Both schools asked the federal court to stay their respective cases until the DOJ issues final regulations specifying what the law requires of public accommodations websites or to dismiss the cases in their entirety on other grounds. Though not a party to either case, the DOJ filed a brief in both in support of the NAD. Although there is much to digest in the DOJ’s briefs, here are some highlights:

  • “[T]he scope and timing of any final rule on web accessibility is speculative and far from imminent; although the title III proposed rule. . . is currently scheduled for a Spring 2016 publication, there is no scheduled date for publication of a final rule.” In other words, it could be years before we see any final regulations on website accessibility. Meanwhile, DOJ continues to pressure businesses into making their websites accessible by filing these types of briefs and threatening enforcement actions, as we have reported.
  • The obligation to make websites accessible exists right now, even in the absence of any new regulations. DOJ made this point indirectly by stating that when it issued the ANPRM in 2010, it was seeking “to explore whether rulemaking would be helpful in providing guidance as to how covered entities could meet their pre-existing obligations to make their websites accessible.” This position departs significantly from DOJ’s statement in the 2010 ANPRM that public accommodations with inaccessible websites can still comply with the ADA by providing an equal degree of access through alternative means (e.g. the telephone).
  • Every video that is on a public accommodation’s website has to be accessible to people with disabilities, even if it is not closely related to the public accommodation’s core business. DOJ said the universities have an obligation to make their “online programming” accessible. DOJ defined “online programming” to include free online videos and audio files that are not only courses or educational lectures but also “topics of general interest.” DOJ did say that the universities could try to prove that providing accessible videos is an “undue burden” or would fundamentally alter the nature of the goods and services they provide, but this would be a fact-intensive issue which would have to be resolved much later in the case.
  • A public accommodation has an obligation to ensure that the content of its videos is accessible to every person with a disability in the public at large, not just individuals who are customers or potential customers. For the universities, this means that the obligation goes beyond providing access for people who have some connection to them (e.g.,  students, potential students, etc.). 

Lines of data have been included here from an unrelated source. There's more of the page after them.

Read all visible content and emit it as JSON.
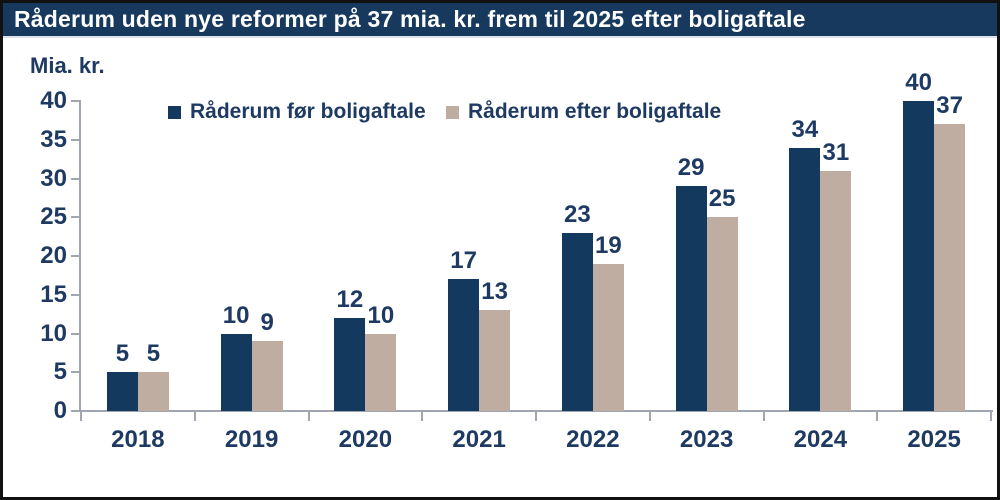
{
  "chart_data": {
    "type": "bar",
    "title": "Råderum uden nye reformer på 37 mia. kr. frem til 2025 efter boligaftale",
    "ylabel": "Mia. kr.",
    "categories": [
      "2018",
      "2019",
      "2020",
      "2021",
      "2022",
      "2023",
      "2024",
      "2025"
    ],
    "series": [
      {
        "name": "Råderum før boligaftale",
        "slug": "for-boligaftale",
        "color": "#14395f",
        "values": [
          5,
          10,
          12,
          17,
          23,
          29,
          34,
          40
        ]
      },
      {
        "name": "Råderum efter boligaftale",
        "slug": "efter-boligaftale",
        "color": "#c0ada1",
        "values": [
          5,
          9,
          10,
          13,
          19,
          25,
          31,
          37
        ]
      }
    ],
    "ylim": [
      0,
      40
    ],
    "yticks": [
      0,
      5,
      10,
      15,
      20,
      25,
      30,
      35,
      40
    ],
    "grid": false,
    "legend_position": "top-inside",
    "data_labels": true
  },
  "theme": {
    "title_bar_bg": "#16395d",
    "title_text_color": "#ffffff",
    "label_text_color": "#1e3a63",
    "axis_color": "#9fa6b0",
    "frame_border_color": "#111111",
    "background": "#ffffff"
  }
}
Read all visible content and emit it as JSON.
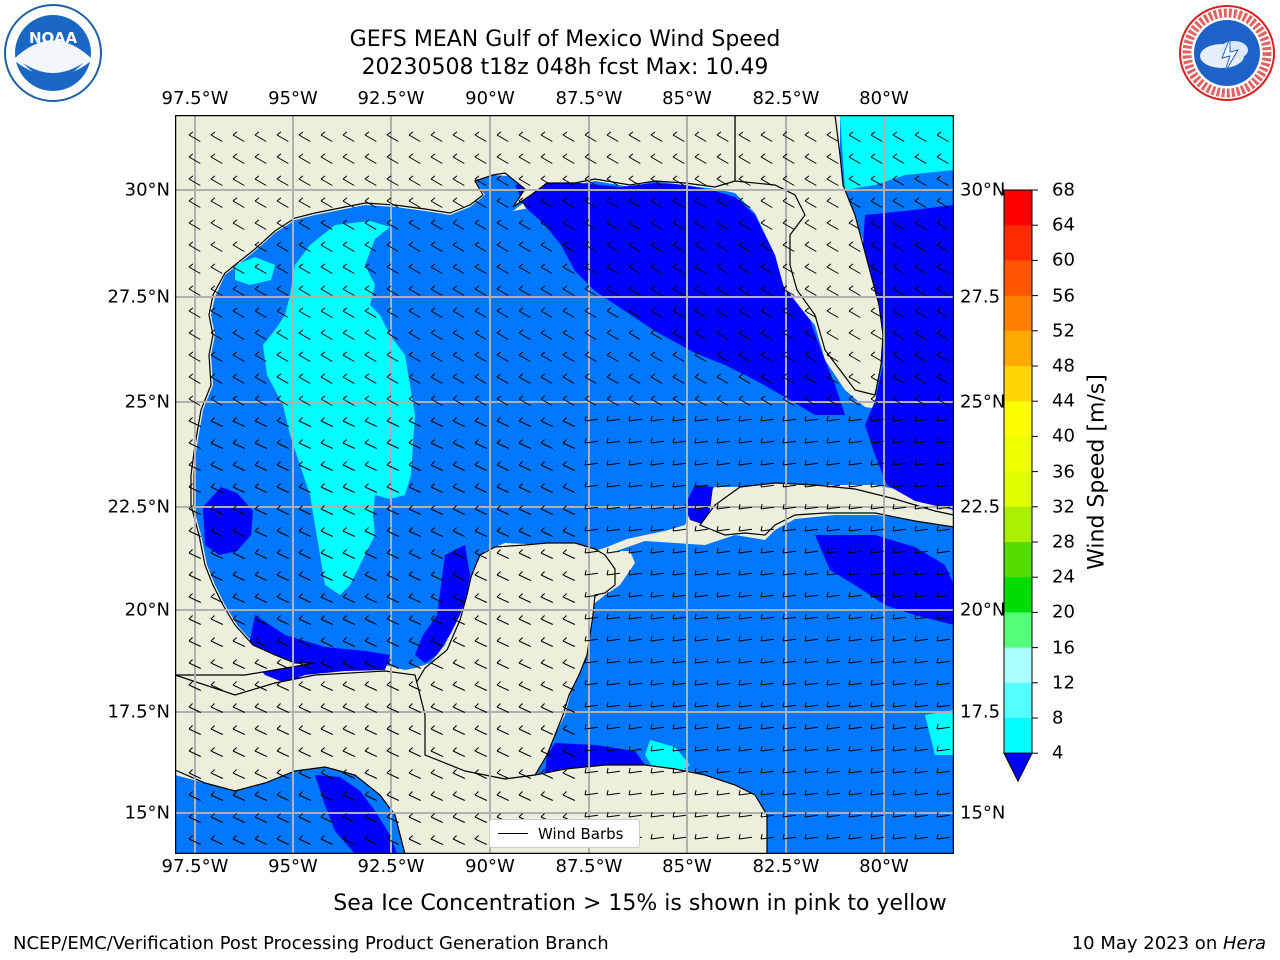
{
  "title": {
    "line1": "GEFS MEAN Gulf of Mexico Wind Speed",
    "line2": "20230508 t18z 048h fcst   Max: 10.49"
  },
  "axes": {
    "lon_ticks": [
      "97.5°W",
      "95°W",
      "92.5°W",
      "90°W",
      "87.5°W",
      "85°W",
      "82.5°W",
      "80°W"
    ],
    "lat_ticks": [
      "30°N",
      "27.5°N",
      "25°N",
      "22.5°N",
      "20°N",
      "17.5°N",
      "15°N"
    ],
    "lat_ticks_right": [
      "30°N",
      "27.5",
      "25°N",
      "22.5",
      "20°N",
      "17.5",
      "15°N"
    ]
  },
  "legend": {
    "wind_barbs_label": "Wind Barbs"
  },
  "colorbar": {
    "label": "Wind Speed [m/s]",
    "ticks": [
      "68",
      "64",
      "60",
      "56",
      "52",
      "48",
      "44",
      "40",
      "36",
      "32",
      "28",
      "24",
      "20",
      "16",
      "12",
      "8",
      "4"
    ],
    "colors": [
      "#ff0000",
      "#ff2a00",
      "#ff5500",
      "#ff8000",
      "#ffaa00",
      "#ffd500",
      "#ffff00",
      "#eeff00",
      "#ddff00",
      "#aaee00",
      "#55dd00",
      "#00dd00",
      "#55ff77",
      "#aaffff",
      "#55ffff",
      "#00ffff",
      "#0077ff"
    ],
    "extend_color": "#0000ff"
  },
  "caption": "Sea Ice Concentration > 15% is shown in pink to yellow",
  "footer": {
    "left": "NCEP/EMC/Verification Post Processing Product Generation Branch",
    "right_prefix": "10 May 2023 on ",
    "right_italic": "Hera"
  },
  "logos": {
    "left": {
      "text": "NOAA",
      "ring_text": "NATIONAL OCEANIC AND ATMOSPHERIC ADMINISTRATION · U.S. DEPARTMENT OF COMMERCE"
    },
    "right": {
      "ring_text": "NATIONAL WEATHER SERVICE"
    }
  },
  "map_colors": {
    "land": "#eeeedd",
    "ocean_low": "#0077ff",
    "ocean_very_low": "#0000ff",
    "ocean_mid": "#00ffff",
    "grid": "#b0b0b0",
    "coast": "#000000"
  }
}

We should point out that DOJ did not specifically state that access to online videos must be provided through closed captioning. Thus, it is at least conceivable that the videos could be made accessible in some other manner. However, as a practical matter, there are few other options for providing the deaf and hard of hearing access to audio content that is on a video and the NAD is demanding captioning in the lawsuits. In addition, DOJ did not say whether it expected all videos to be captioned before they are posted, or whether captioning (or some other means of access) can be provided after a deaf person makes a request. 

The Far Reaching Implications.

Although DOJ articulated the above positions in the context of website videos, the principles underlying DOJ’s positions can be applied to everything on a website—not just videos. DOJ’s statements confirm what we always knew based on our ongoing work with the agency on website-related matters: DOJ expects public accommodations to make their websites accessible, even in the absence of even a proposed regulation that would provide public accommodations guidance, through the proper regulatory process, as to what the DOJ considers a legally-compliant “accessible website”.